Jeff Rogers

Personal information
- Date of birth: December 5, 1964 (age 61)
- Place of birth: Tucson, Arizona, U.S.
- Height: 5 ft 6 in (1.68 m)
- Positions: Forward; midfielder;

College career
- Years: Team / Apps / (Gls)
- 1983: San Diego State Aztecs

Senior career*
- Years: Team / Apps / (Gls)
- 1985–1986: Dallas Sidekicks (indoor) / 15 / (1)
- 1986–1987: Milwaukee Wave (indoor) / 39 / (13)
- 1989–1991: Atlanta Attack (indoor) / 43 / (27)
- 1990: Arizona Condors / 32 / (17)
- 1991: Salt Lake Sting / 10 / (1)
- 1992–1993: Colorado Foxes / 17 / (1)
- 1992–1993: Denver Thunder (indoor) / 40 / (43)
- 1994: Arizona Sandsharks (indoor)
- 1994–1996: Kansas City Attack (indoor) / 69 / (56)

Managerial career
- 1994: Arizona Sandsharks (assistant)

= Jeff Rogers =

American soccer player (born 1964)

Jeff Rogers (born December 5, 1964) is an American retired soccer player. He began his professional career in the Major Indoor Soccer League before playing in the American Indoor Soccer League and its successor, the National Professional Soccer League, as well as the American Professional Soccer League and USISL.

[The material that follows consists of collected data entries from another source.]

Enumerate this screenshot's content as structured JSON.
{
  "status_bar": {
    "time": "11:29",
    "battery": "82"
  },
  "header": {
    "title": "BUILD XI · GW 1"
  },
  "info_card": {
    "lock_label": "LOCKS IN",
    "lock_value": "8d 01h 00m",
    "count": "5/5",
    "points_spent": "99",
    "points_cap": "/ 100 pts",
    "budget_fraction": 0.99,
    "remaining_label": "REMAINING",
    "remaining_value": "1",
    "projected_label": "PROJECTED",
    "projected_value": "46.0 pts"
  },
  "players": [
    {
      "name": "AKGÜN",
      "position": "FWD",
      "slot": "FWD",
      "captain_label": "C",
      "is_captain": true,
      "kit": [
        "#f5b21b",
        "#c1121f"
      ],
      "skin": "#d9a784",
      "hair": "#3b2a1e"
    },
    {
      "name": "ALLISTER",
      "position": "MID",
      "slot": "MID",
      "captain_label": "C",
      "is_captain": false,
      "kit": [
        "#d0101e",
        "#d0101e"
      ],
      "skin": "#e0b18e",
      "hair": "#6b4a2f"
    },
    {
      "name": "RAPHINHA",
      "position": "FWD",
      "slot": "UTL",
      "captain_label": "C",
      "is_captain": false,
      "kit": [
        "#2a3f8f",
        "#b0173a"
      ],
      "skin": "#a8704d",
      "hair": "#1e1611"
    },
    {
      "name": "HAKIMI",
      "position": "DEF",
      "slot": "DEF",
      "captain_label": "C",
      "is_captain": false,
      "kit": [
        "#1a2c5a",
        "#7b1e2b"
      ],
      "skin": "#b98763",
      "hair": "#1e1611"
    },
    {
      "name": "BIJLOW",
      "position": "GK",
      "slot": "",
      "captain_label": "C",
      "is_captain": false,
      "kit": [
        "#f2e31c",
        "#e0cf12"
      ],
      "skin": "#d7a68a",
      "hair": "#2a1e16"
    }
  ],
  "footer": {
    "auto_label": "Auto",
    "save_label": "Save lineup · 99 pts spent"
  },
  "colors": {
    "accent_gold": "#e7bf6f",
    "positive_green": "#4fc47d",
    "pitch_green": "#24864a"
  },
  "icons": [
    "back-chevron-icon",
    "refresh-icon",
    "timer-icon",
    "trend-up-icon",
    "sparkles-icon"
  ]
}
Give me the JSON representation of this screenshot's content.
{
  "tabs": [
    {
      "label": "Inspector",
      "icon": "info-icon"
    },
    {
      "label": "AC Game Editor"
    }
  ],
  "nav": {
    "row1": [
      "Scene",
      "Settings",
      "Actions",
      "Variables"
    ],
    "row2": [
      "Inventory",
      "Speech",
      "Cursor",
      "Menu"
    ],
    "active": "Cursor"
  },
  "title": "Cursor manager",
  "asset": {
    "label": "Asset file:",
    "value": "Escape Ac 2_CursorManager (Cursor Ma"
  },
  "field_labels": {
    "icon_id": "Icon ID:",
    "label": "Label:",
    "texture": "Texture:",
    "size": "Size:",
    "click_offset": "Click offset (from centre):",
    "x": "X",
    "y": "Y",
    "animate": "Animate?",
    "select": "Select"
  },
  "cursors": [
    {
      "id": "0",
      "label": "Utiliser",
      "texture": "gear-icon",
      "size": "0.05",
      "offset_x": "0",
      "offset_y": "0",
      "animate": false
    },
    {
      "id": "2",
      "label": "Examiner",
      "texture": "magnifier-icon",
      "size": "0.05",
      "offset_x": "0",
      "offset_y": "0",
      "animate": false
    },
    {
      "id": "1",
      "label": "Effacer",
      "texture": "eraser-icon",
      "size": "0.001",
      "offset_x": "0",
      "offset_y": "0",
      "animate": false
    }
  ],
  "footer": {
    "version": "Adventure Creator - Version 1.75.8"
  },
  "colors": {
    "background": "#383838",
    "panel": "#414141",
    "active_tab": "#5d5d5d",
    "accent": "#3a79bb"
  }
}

In 1983, Rogers attended San Diego State University, playing one season for the Aztecs. On October 16, 1985, the Dallas Sidekicks of the Major Indoor Soccer League signed Rogers after spotting him in Phoenix, AZ while playing with an amateur team in an exhibition game against the Sidekicks. The Sidekicks released him on October 23, 1986. Rogers moved to Tampa Bay but was traded to the Milwaukee Wave of the American Indoor Soccer Association for one season. On December 21, 1989, Rogers signed with the Atlanta Attack.and was voted most improved player in the league in April 1990 In 1990, Rogers also turned to outdoor soccer when he joined the Arizona Condors of the American Professional Soccer League. He was named player of the week twice, and selected to the All League Second Team, finishing second in assists to Dominic Kinnear of the San Francisco Blackhawks. In 1991, he played for the Salt Lake Sting. In 1992 and 1993, he played for the Colorado Foxes winning back to back championships. During the 1992–93 indoor season, Rogers had his best statistical season, scoring forty-three goals in forty games for the Denver Thunder. In September 1993, Rogers was signed by the Kansas City Attack and suffered a season ending ACL tear 3 games into the season. In May 1994, he was named the assistant coach with the Arizona Sandsharks of the Continental Indoor Soccer League. In 1994, Rogers returned to the Attack and amassed 164 points (57 goals, 50 assists) in 59 games over the course of two seasons. In May 1995, Rogers played for the Albany Alleycats in the USISL and was named as a first team all-star, leading Albany in Goals, Assists, and Total Points. In June 1995, the Tampa Bay Terror selected Rogers in the NPSL Expansion Draft, then traded him to the Baltimore Spirit for Jon Parry. In October 1995, the Spirit sold Rogers' contract back to the Attack. In May 1996, Rogers and Lee Tschantret argued with officials during game six of the NPSL finals. This led to Rogers' receiving a three-game suspension and undisclosed fine. In June 1996, Rogers announced his retirement and subsequently returned to Tucson and co-founded the Tucson Soccer Academy in August 2000.